Inhibition of the Na+/H+ Exchanger Protects the Immature Rabbit Myocardium From Ischemia and Reperfusion Injury

Abstract

This study investigated the cardioprotective effects of pharmacologic pretreatment with HOE642, a selective Na(+)/H(+ )exchanger (NHE) isoform-1 inhibitor, in immature rabbit hearts, as compared with ischemic preconditioning (IPC). For this study, 36 isolated immature New Zealand white rabbit hearts were equilibrated on the Langendorff apparatus. They were randomly divided into three groups: control group, IPC group, and HOE642 group. The hearts in each group were subjected to 60 min of ischemia plus 60 min of reperfusion (I/R).

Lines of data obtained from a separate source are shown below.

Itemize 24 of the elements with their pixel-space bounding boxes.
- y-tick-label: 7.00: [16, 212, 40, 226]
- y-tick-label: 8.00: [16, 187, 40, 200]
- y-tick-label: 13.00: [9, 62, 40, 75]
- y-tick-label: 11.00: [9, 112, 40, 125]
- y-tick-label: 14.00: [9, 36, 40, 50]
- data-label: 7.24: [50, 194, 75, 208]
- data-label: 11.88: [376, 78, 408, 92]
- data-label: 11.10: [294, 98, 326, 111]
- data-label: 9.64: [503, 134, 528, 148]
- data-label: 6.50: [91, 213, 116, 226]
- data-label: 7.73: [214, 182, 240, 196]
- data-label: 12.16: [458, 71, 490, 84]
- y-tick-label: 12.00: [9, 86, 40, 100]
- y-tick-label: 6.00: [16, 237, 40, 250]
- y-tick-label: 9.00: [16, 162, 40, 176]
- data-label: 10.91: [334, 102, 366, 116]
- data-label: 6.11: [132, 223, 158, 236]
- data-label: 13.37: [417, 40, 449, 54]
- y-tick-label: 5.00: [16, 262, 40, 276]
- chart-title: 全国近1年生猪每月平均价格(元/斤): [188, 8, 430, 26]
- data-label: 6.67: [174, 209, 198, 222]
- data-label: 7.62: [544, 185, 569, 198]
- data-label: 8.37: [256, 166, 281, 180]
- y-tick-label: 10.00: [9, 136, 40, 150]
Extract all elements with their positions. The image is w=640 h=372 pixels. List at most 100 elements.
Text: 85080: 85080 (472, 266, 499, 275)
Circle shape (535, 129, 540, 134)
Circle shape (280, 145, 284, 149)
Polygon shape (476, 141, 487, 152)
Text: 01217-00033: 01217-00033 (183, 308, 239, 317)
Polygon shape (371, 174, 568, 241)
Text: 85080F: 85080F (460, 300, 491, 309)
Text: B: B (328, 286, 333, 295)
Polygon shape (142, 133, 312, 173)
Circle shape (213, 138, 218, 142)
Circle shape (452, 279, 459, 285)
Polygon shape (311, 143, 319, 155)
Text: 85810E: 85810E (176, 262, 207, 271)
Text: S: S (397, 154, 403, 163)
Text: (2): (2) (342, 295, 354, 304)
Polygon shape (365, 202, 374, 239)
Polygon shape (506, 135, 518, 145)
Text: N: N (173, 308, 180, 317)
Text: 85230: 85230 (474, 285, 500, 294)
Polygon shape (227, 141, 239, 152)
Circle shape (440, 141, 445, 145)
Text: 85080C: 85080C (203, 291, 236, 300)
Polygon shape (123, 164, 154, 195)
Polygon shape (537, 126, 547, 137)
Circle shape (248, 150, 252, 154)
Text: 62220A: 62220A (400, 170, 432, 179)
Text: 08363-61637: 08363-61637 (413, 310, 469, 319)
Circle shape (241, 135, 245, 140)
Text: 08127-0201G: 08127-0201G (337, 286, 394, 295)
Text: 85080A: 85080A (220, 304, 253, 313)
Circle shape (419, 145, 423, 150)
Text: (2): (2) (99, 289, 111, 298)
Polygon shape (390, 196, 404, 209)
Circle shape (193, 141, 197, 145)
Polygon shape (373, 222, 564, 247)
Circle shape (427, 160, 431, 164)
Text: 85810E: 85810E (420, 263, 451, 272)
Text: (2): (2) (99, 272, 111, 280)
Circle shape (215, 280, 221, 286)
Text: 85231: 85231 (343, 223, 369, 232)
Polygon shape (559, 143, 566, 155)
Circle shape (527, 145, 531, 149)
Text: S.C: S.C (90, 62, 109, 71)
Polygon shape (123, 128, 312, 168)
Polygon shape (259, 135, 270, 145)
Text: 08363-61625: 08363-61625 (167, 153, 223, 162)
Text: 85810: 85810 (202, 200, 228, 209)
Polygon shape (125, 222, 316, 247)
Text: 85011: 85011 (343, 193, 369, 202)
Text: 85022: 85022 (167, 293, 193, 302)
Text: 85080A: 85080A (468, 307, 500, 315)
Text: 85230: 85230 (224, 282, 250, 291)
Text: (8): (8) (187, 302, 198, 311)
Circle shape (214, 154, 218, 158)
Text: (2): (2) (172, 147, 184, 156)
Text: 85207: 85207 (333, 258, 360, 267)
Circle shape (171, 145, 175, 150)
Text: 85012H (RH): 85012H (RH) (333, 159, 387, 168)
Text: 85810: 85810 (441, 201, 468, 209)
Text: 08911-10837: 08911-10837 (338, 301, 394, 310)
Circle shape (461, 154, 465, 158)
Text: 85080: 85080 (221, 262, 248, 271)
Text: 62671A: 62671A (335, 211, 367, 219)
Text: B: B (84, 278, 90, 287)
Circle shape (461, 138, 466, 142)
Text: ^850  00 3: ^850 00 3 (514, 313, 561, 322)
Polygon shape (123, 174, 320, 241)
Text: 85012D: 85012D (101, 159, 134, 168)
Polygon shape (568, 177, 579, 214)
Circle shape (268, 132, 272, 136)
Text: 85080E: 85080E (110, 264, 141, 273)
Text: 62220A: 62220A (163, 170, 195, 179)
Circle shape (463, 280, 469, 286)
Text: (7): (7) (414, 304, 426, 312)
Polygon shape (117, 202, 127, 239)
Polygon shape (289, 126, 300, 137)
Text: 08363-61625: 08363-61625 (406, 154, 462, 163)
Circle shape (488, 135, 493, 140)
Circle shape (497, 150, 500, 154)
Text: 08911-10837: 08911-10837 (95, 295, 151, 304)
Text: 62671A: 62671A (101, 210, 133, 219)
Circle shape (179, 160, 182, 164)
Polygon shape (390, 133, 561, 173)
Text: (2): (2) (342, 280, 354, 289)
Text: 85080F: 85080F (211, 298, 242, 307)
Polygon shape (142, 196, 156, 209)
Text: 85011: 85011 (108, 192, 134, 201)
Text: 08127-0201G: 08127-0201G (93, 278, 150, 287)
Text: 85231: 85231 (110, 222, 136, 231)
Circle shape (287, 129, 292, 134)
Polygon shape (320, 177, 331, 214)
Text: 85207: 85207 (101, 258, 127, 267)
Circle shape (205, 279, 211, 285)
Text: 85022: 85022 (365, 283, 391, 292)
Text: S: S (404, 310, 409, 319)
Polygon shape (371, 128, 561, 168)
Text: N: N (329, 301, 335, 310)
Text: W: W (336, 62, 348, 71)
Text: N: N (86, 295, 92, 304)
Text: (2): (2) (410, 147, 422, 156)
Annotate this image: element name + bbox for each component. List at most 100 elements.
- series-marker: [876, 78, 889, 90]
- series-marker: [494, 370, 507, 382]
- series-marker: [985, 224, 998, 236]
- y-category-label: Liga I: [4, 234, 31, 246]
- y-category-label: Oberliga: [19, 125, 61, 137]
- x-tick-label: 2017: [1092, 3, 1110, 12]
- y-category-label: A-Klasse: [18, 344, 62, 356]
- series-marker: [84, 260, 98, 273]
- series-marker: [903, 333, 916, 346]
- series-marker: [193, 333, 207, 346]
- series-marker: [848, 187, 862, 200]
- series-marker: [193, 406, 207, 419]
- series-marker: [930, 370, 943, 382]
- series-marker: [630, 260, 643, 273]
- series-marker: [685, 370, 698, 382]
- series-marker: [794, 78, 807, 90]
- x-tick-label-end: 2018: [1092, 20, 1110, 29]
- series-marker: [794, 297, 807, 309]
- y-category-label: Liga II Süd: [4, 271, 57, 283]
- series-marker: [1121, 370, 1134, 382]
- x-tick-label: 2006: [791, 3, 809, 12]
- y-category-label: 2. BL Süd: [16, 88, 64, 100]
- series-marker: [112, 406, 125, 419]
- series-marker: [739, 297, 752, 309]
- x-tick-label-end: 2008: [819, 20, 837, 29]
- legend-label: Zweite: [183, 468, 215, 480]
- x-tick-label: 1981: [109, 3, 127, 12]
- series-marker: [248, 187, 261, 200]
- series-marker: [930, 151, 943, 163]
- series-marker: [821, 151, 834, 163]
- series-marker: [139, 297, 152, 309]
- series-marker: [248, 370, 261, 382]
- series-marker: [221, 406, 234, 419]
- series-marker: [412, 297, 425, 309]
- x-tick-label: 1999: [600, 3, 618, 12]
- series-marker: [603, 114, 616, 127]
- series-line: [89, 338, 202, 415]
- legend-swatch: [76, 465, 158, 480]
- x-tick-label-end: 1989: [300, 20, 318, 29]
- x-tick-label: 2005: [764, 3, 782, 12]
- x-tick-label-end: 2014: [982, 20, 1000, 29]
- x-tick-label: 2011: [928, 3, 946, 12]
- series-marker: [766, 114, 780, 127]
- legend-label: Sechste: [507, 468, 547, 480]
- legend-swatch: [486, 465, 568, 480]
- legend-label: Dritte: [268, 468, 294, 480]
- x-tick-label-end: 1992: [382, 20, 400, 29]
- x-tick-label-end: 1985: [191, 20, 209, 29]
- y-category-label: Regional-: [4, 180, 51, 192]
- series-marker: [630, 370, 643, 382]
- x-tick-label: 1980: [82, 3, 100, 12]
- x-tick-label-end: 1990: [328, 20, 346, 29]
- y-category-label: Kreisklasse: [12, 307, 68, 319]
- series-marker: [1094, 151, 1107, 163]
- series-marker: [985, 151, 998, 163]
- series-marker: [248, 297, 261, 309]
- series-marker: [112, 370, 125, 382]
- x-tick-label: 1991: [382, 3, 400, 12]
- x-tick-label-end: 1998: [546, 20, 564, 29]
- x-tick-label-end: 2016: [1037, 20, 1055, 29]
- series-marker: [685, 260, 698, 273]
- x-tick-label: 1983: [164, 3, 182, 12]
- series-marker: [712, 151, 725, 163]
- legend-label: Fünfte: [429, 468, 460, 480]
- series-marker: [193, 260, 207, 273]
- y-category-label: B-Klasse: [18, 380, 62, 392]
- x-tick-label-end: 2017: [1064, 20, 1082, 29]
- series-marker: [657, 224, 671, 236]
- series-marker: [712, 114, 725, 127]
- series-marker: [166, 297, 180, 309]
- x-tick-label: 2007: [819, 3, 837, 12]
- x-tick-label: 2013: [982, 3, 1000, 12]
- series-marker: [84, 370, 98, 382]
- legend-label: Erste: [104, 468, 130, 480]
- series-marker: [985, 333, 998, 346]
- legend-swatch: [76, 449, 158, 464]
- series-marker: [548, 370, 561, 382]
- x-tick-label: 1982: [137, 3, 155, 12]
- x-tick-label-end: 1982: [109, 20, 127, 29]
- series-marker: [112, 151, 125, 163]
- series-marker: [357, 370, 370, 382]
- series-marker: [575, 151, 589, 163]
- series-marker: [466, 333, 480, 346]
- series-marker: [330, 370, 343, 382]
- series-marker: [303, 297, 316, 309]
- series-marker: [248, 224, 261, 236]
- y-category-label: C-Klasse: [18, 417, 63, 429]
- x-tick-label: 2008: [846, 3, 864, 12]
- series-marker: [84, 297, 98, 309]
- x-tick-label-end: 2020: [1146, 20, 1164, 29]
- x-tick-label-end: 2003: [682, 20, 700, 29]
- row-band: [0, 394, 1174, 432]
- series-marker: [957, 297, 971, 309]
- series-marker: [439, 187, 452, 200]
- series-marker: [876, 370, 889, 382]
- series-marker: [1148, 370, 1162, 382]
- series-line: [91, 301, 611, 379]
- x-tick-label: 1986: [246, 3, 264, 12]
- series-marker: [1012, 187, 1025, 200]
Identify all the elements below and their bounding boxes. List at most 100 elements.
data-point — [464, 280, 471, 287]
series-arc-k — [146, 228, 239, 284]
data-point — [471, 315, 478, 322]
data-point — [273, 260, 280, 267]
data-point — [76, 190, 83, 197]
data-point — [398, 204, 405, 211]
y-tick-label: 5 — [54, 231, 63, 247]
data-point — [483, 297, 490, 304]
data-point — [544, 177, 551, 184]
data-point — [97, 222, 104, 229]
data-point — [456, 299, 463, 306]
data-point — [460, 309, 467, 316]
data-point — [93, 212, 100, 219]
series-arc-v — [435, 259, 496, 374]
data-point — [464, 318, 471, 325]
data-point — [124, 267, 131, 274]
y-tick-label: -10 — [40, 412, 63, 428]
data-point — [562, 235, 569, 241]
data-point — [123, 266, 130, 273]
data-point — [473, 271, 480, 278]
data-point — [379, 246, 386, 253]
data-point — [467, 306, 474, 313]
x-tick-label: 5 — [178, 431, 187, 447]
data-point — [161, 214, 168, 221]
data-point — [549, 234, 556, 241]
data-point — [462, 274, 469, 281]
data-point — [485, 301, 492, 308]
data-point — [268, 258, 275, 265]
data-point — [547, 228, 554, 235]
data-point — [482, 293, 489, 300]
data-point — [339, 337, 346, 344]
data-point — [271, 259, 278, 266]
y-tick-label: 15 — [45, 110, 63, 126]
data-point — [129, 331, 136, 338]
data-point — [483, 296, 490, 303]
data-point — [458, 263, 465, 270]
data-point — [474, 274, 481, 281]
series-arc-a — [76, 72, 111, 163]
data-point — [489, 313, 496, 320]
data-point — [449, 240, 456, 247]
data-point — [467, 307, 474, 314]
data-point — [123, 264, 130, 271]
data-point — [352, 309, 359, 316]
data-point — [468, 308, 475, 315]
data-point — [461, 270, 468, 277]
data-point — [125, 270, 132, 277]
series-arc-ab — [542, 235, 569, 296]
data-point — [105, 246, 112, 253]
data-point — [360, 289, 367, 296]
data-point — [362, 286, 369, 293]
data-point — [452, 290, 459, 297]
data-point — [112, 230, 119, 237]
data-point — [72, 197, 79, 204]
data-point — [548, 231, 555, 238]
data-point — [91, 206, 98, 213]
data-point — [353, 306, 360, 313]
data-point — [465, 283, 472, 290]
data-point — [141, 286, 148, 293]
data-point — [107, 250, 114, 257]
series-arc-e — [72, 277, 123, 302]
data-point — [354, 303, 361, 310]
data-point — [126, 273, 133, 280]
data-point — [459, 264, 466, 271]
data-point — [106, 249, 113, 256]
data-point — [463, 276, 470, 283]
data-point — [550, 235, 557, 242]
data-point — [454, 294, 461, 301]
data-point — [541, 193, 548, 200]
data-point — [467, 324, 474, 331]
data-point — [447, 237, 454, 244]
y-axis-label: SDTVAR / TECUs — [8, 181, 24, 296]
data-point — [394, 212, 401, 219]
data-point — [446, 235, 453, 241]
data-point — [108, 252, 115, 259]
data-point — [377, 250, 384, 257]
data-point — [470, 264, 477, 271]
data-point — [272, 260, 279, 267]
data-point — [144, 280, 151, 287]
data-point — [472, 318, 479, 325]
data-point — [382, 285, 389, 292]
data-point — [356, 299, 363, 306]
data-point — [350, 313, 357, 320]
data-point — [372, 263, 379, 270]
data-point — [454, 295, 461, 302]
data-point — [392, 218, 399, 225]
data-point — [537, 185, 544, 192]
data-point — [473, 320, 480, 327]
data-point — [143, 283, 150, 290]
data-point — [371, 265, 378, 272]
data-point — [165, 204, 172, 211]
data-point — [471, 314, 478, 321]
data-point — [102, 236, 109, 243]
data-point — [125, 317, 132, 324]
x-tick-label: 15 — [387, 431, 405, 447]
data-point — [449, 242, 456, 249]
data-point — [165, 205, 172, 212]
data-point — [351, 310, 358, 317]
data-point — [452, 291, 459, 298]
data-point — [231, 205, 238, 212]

In the IPC group, the hearts were preconditioned by 5 min of ischemia followed by 10 min of reperfusion before I/R. In the HOE642 group, the hearts were pretreated with HOE642 (5 mumol/l) for 15 min before I/R. Left ventricular performance (LVDP, +dp/dt(max), -dp/dt(max)), coronory artery flow (CF), myocardial water content, adenosine triphosphate (ATP), cardiac-specific enzymes (creatine kinase [CK], CK fraction MB [CK-MB], and lacate dehydrogenase [LDH]), and intracellular calcium content were measured. Myocardial ultrastructure was observed under transmission electron microscopy. The recovery rates for left ventricular performance and CF in both the HOE642 and the IPC groups increased compared with those for the control subjects (p < 0.05). Moreover, the recovery rates for LVDP, +dp/dt(max), -dp/dt(max), and CF in the HOE642 group were markedly higher than in the IPC group at most time points of reperfusion (p < 0.05). Compared with the control group, CK, CK-MB, and LDH in the HOE642 group were decreased significantly (p < 0.05), whereas only LDH was reduced in the IPC group (p < 0.05). Water content was significantly reduced and ATP reserve was significantly increased in both the IPC and HOE642 groups (p < 0.05). However, compared with the IPC group, water content in the HOE642 group was significantly lower (81.26% +/- 1.26% vs 83.58% +/- 1.27%; p < 0.05) and ATP was significantly higher (21.46 +/- 2.40 vs 17.66 +/- 1.50 mug/g; p < 0.05). The HOE642 pretreatment exerted a better effect of reducing calcium overload than IPC (265.8 +/- 41.1 vs 408.5 +/- 56.8 mg/kg dry weight; p < 0.05). The blinded ultrastructural assessment under transmission electron microscopy showed that HOE642 brought about more myocyte salvage than IPC. This study demonstrated that HOE642 pretreatment is superior to IPC against ischemia and reperfusion injury in isolated immature rabbit myocardium.